Keita stende il Leverkusen. Tra sette giorni il ritorno in Germania

Keita realizza la magia che stende il LeverkusenKeita Balde, ventenne spagnolo che aveva chiesto addirittura la cessione dopo la panchina nella finale della Supercoppa Italiana, disfa la valigia e diventa man of the match grazie al gol che vale il successo di misura della Lazio, contro il Leverkusen, nell’andata del playoff di Champions, spareggio per l’ingresso nel tabellone principale della “Coppa con le orecchie”.

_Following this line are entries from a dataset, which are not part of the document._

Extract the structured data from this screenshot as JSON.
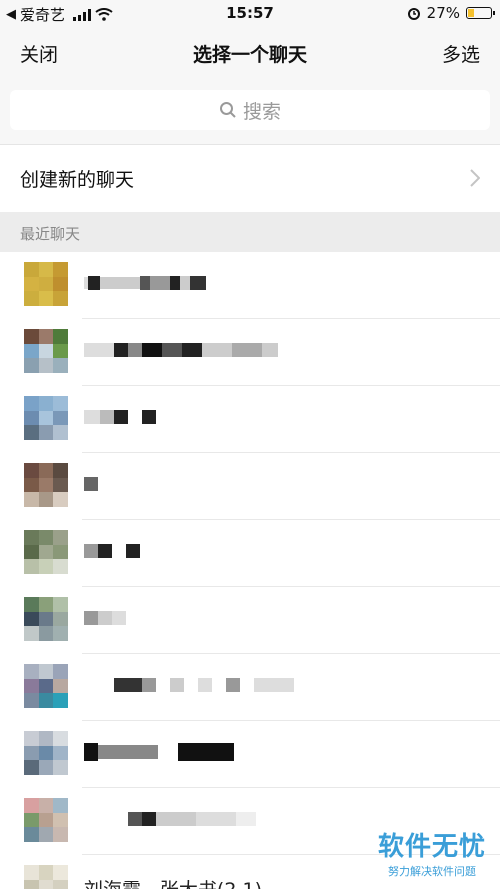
{
  "status_bar": {
    "carrier": "爱奇艺",
    "time": "15:57",
    "battery_percent": "27%",
    "battery_level": 0.27
  },
  "nav": {
    "close_label": "关闭",
    "title": "选择一个聊天",
    "multi_select_label": "多选"
  },
  "search": {
    "placeholder": "搜索"
  },
  "create_chat": {
    "label": "创建新的聊天"
  },
  "recent": {
    "section_label": "最近聊天",
    "visible_partial_text": "刘海霞 - 张大书(2.1)",
    "avatars": [
      [
        "#c9a83a",
        "#d6b948",
        "#c59a32",
        "#d4b242",
        "#cfae40",
        "#bf8f2e",
        "#ccae3e",
        "#d9bd4a",
        "#c8a338"
      ],
      [
        "#6b4a3a",
        "#9b7a6a",
        "#4f7b3a",
        "#7aa6c9",
        "#c8d6e0",
        "#6a9a4a",
        "#8aa0b0",
        "#b6c0c8",
        "#9ab0bc"
      ],
      [
        "#7aa2c8",
        "#8ab0d0",
        "#9cbcd8",
        "#6c8cb0",
        "#a8c4dc",
        "#7a98b8",
        "#5a6e80",
        "#8a9cb0",
        "#b0c0d0"
      ],
      [
        "#6a4a40",
        "#8a6a58",
        "#5a4a40",
        "#7a5a48",
        "#9a7a68",
        "#6a5a50",
        "#c8b8a8",
        "#a89888",
        "#d8ccc0"
      ],
      [
        "#6a7a5a",
        "#7a8a6a",
        "#9aa08a",
        "#5a6a4a",
        "#a0a890",
        "#8a9878",
        "#b8c0a8",
        "#c8d0b8",
        "#d8dcd0"
      ],
      [
        "#5a7a5a",
        "#8aa07a",
        "#b0c0a8",
        "#3a4a5a",
        "#6a7a8a",
        "#9aa8a0",
        "#c0c8c8",
        "#8a9aa0",
        "#a0b0b0"
      ],
      [
        "#a8b0c0",
        "#c0c8d0",
        "#9aa4b8",
        "#8a7a9a",
        "#5a6a8a",
        "#b8a8a0",
        "#7a8aa0",
        "#3a8aa0",
        "#2aa0b8"
      ],
      [
        "#c8ccd4",
        "#b0b8c4",
        "#d8dce0",
        "#8a9cb0",
        "#6a8aa8",
        "#a0b4c8",
        "#5a6a7a",
        "#9aa8b8",
        "#c0c8d0"
      ],
      [
        "#d8a0a0",
        "#c8b0a8",
        "#a0b8c8",
        "#7a9a6a",
        "#b8a090",
        "#d0c0b0",
        "#6a8a9a",
        "#a0a8b0",
        "#c8b8b0"
      ],
      [
        "#e8e4d8",
        "#d8d4c0",
        "#ece8dc",
        "#c8c4b0",
        "#e0dcd0",
        "#d4d0c0",
        "#f0ece0",
        "#e4e0d4",
        "#dcd8cc"
      ]
    ]
  },
  "watermark": {
    "main": "软件无忧",
    "sub": "努力解决软件问题"
  }
}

Tanta sofferenza, ma altrettanto cuore, e alla fine a spuntarla è la squadra di Pioli, che ringrazia come detto Keita, subentrato in corso d’opera all’infortunato Klose. Il giovane colored incastona, al 32′ della ripresa, nell’angolino alla destra di Leno (dopo aver bruciato in velocità l’acerbo Tah, ndr) la perla che regala un prezioso vantaggio (e zero gol al passivo, fondamentale nelle sfide europee, ndr) ai biancocelesti in vista del ritorno in Germania del 26 agosto.
Gara emozionante fin dalle prime battute. La squadra di Pioli cerca di forzare subito i tempi, ma è del Bayer la prima occasione: al 23’ Bellarabi si proietta sulla sinistra, salta Basta e calcia di poco alto (poteva sicuramente fare meglio).
Poco dopo ancora tedeschi pericolosi, con la staffilata dalla distanza di Bender. La palla, colpita (troppo) bene, finisce la sua corsa contro il palo, per la felicità di Berisha e dei tifosi laziali. Trenta secondi dopo, verticalizzazione di Felipe Anderson per Klose che si allunga il pallone sull’uscita di Leno e in scivolata colpisce la parte esterna del palo.
L’ultimo brivido prima dell’intervallo lo regala Çalhanoglu: il talentuoso giocatore di Schmidt vede Berisha posizionato troppo distante dai pali e da sessanta metri ci prova: pallone di poco fuori. Sarebbe stato un eurogol.
Nel secondo tempo cambio obbligato per Pioli: si fa male Klose, dentro Keita che sarà come detto decisivo. Al 3’ proprio lui sguscia in area, Tah cerca di fermarlo e poi interviene Leno tra le proteste della Lazio. La risposta delle “aspirine” arriva al 26′: Çalhanoglu calcia, Kiessling in fuorigioco sfiora il pallone che finisce in porta, a Berisha battuto. Solo un brivido, ma che spinge la Lazio ad attaccare.
Spunto di Anderson, palla a Keita che si fa ipnotizzare da Leno, poi al 32′ l’episodio che decide il match, a favore della Lazio. Keita cattura un pallone sfuggito a Papadopoulos, brucia in velocità il “rustico” Tah e poi trafigge Leno in uscite con un diagonale di chirurgica precisione: palla sul palo e poi in fondo al sacco.
La Lazio vince, in un Olimpico in festa, e Keita diventa eroe, almeno per una notte. Ma la missione è compiuta solo a metà, poichè la qualificazione alla fase a gironi della Champions League resta in ballo e verrà decisa solamente all Bayer Arena tra una settimana.